Another in the old-but-newly-released-to-the-public tutorials: Blind hemming by hand. Again, poor image quality. Sorry about that. This particular set of instructions was to encourage new costumers to hand-hem their garments, rather than running them through the sewing machine and leaving that telltale line of stitching that is easily identifiable in close range. Sometimes you don't have a choice, but it's always nice to hide your machine stitching whenever possible. It's that whole "suspension of disbelief" thing.
If you are finishing an unlined garment, you may find that hemming by hand is the best option. This is one of multiple techniques for hand-finishing a hem. It is good for any edge of an unlined garment – especially in places where you don’t want machine stitching to show.
What You’ll Need:
Step 1: With the wrong side facing you, turn the edge of the garment up at least ½”, and then fold it up again. Pieces like skirts and cloaks will generally look better with a deeper hem – say, about 3”. Pin your new folded edge in place.
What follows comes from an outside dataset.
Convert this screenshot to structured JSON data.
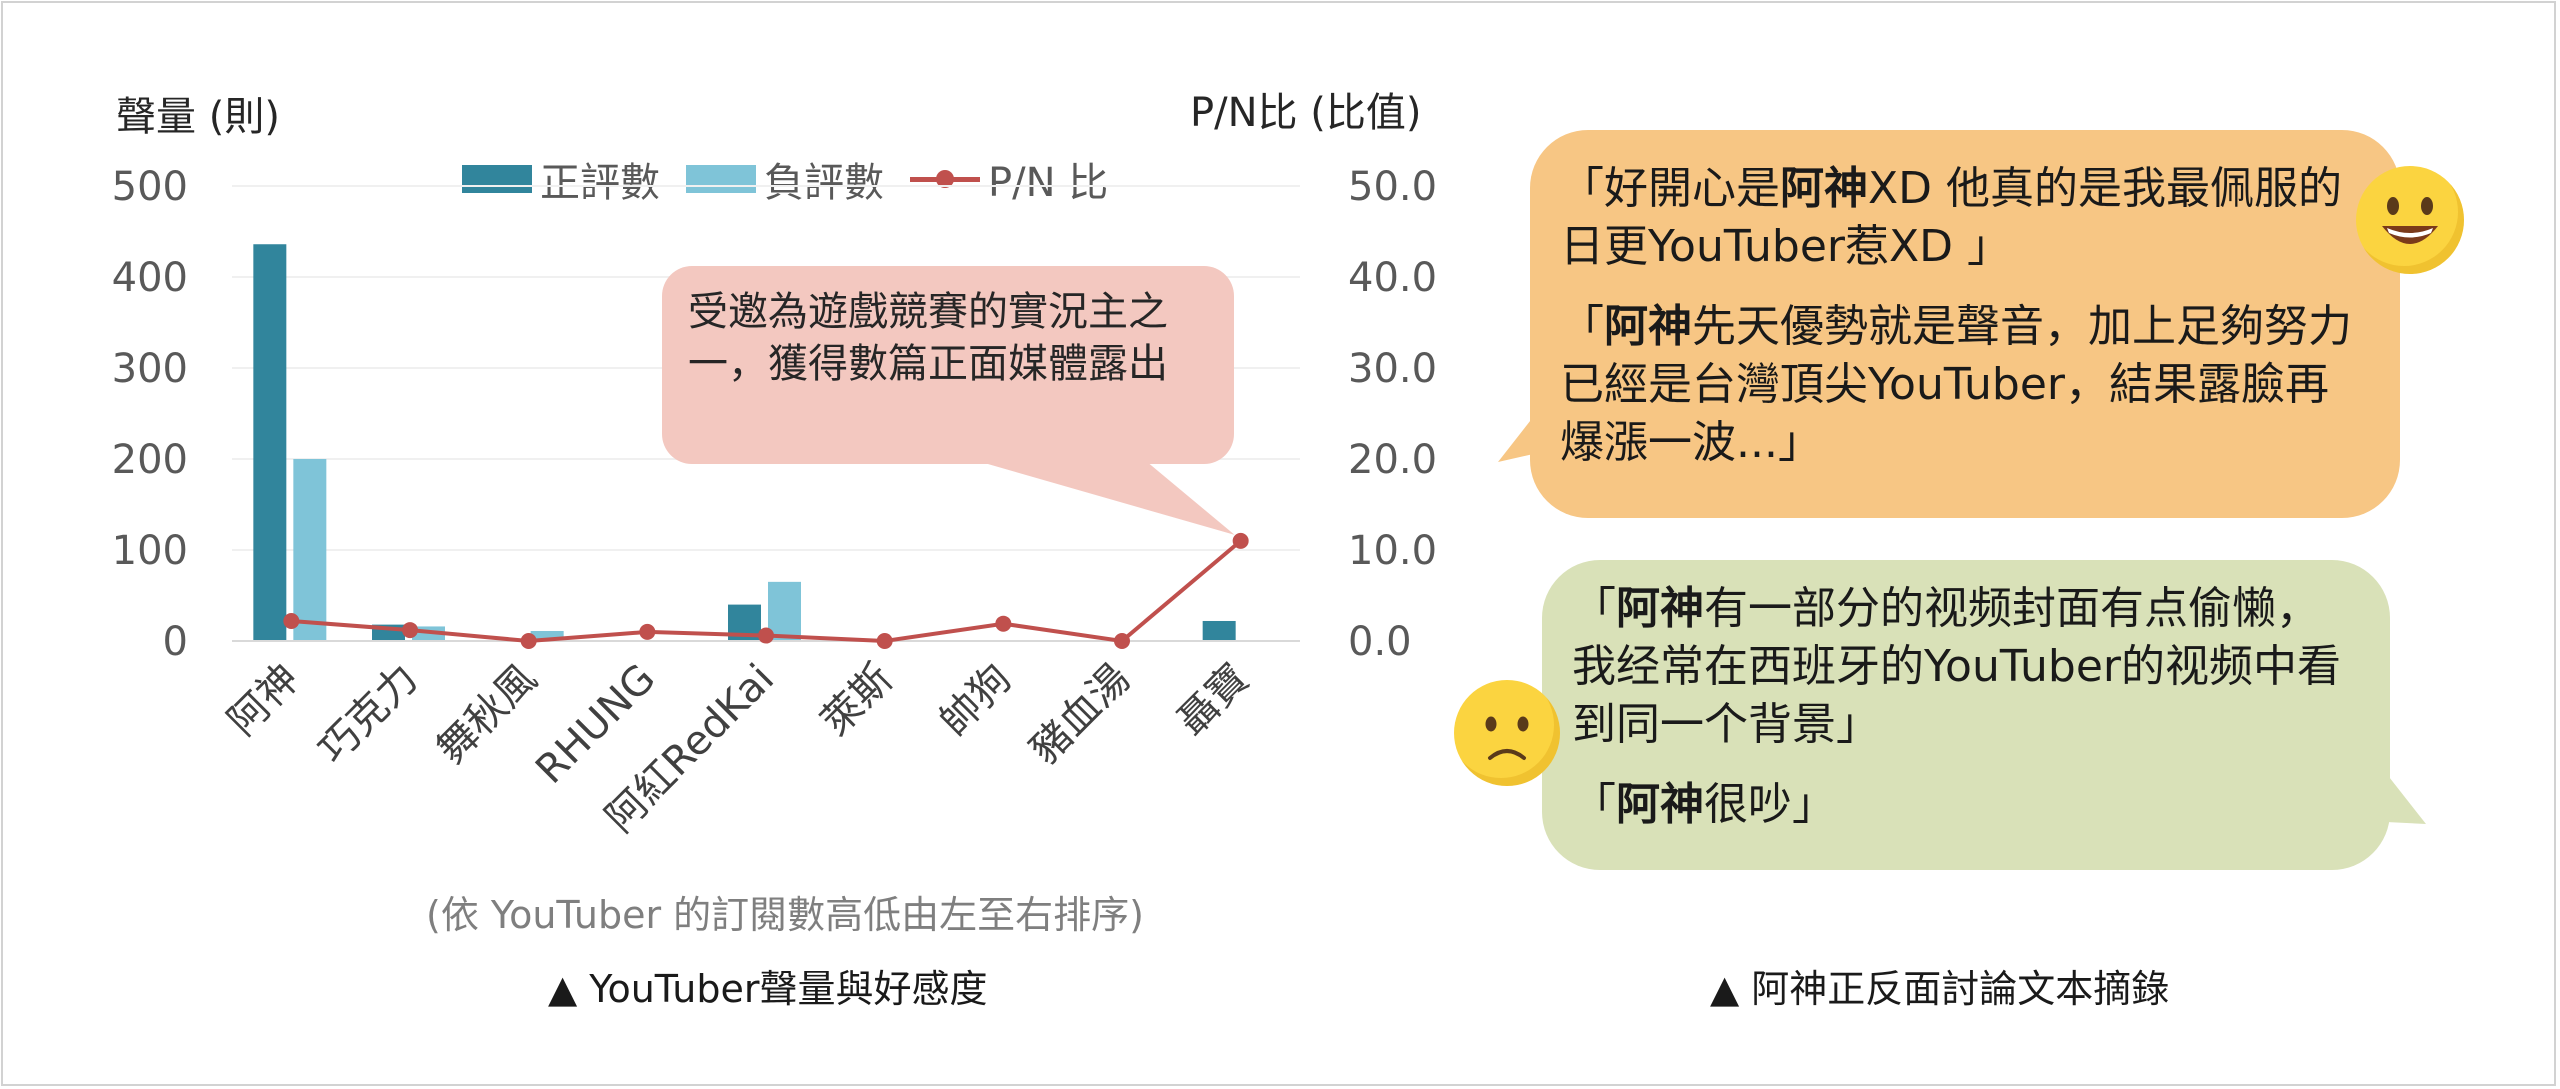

In a cross section, your garment will look like this.
Step 2: Hide the knot on your thread inside the hem, if you can. Push your needle up through the fold.
Step 3: Use your needle to pick up 2 or 3 threads from your skirt. Avoid picking up too many, or you will end up with an obvious stitch line in your clothes.
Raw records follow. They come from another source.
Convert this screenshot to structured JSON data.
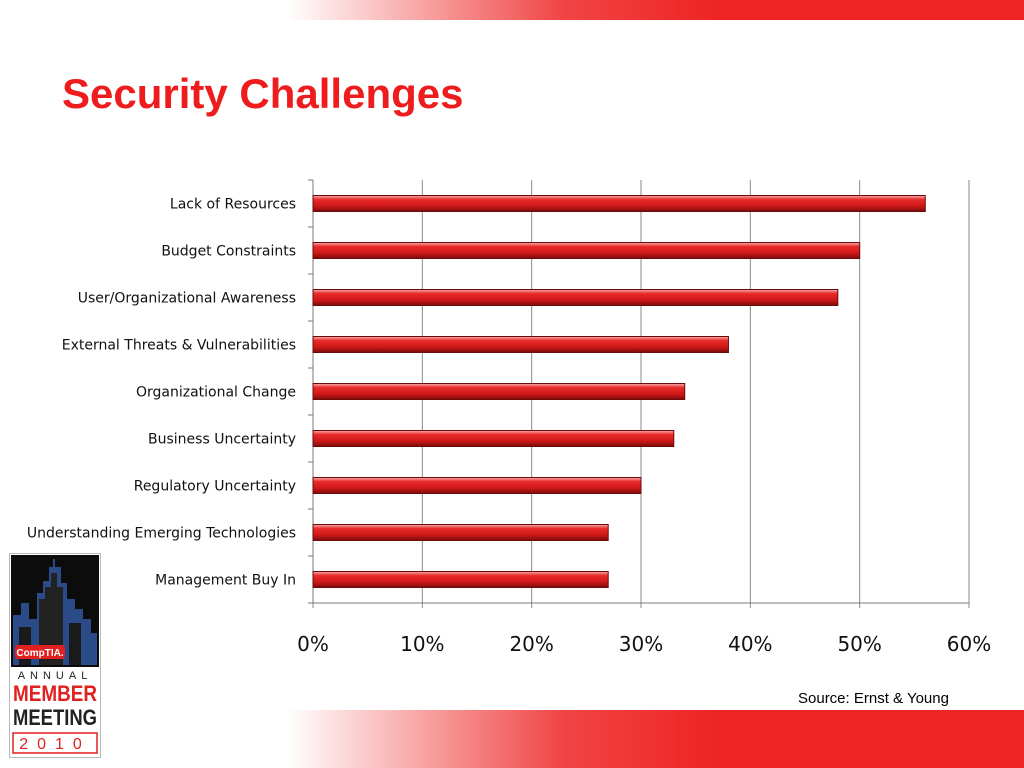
{
  "slide": {
    "title": "Security Challenges",
    "source": "Source: Ernst & Young"
  },
  "logo": {
    "brand": "CompTIA.",
    "line1": "ANNUAL",
    "line2": "MEMBER",
    "line3": "MEETING",
    "year": "2010"
  },
  "colors": {
    "accent": "#ee1c1c",
    "bar": "#d51f1f",
    "bar_dark": "#8e1010",
    "band": "#ee2424"
  },
  "chart_data": {
    "type": "bar",
    "orientation": "horizontal",
    "title": "",
    "xlabel": "",
    "ylabel": "",
    "categories": [
      "Lack of Resources",
      "Budget Constraints",
      "User/Organizational Awareness",
      "External Threats & Vulnerabilities",
      "Organizational Change",
      "Business Uncertainty",
      "Regulatory Uncertainty",
      "Understanding Emerging Technologies",
      "Management Buy In"
    ],
    "values": [
      56,
      50,
      48,
      38,
      34,
      33,
      30,
      27,
      27
    ],
    "unit": "%",
    "xlim": [
      0,
      60
    ],
    "tick_labels": [
      "0%",
      "10%",
      "20%",
      "30%",
      "40%",
      "50%",
      "60%"
    ],
    "grid": true
  }
}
Step 4: Push your needle back down into the folded portion of the hem and back out again. Your stitch length should ideally be between ¼” and ½” apart. Do not attempt to make big running stitches - I did that on my first Faire skirt, back in high school, with mildly disastrous results. Long story short: You will end up with big gaps and tear out your hem the first day. And possibly attempt to fix the problem with duct tape, because you have to get back to making crepes and roast beef sandwiches, and regret your hasty decision the rest of the weekend. Or be forced to use a stapler the booth manager hands you, because it's all there is and those strawberries aren't going to cut themselves. Moving on...
Step 5: Keep stitching away until your hem is complete. When you’re done, the right side of your garment should look something like this (my example is bubbly because I didn’t bother to press it, but do press your hem).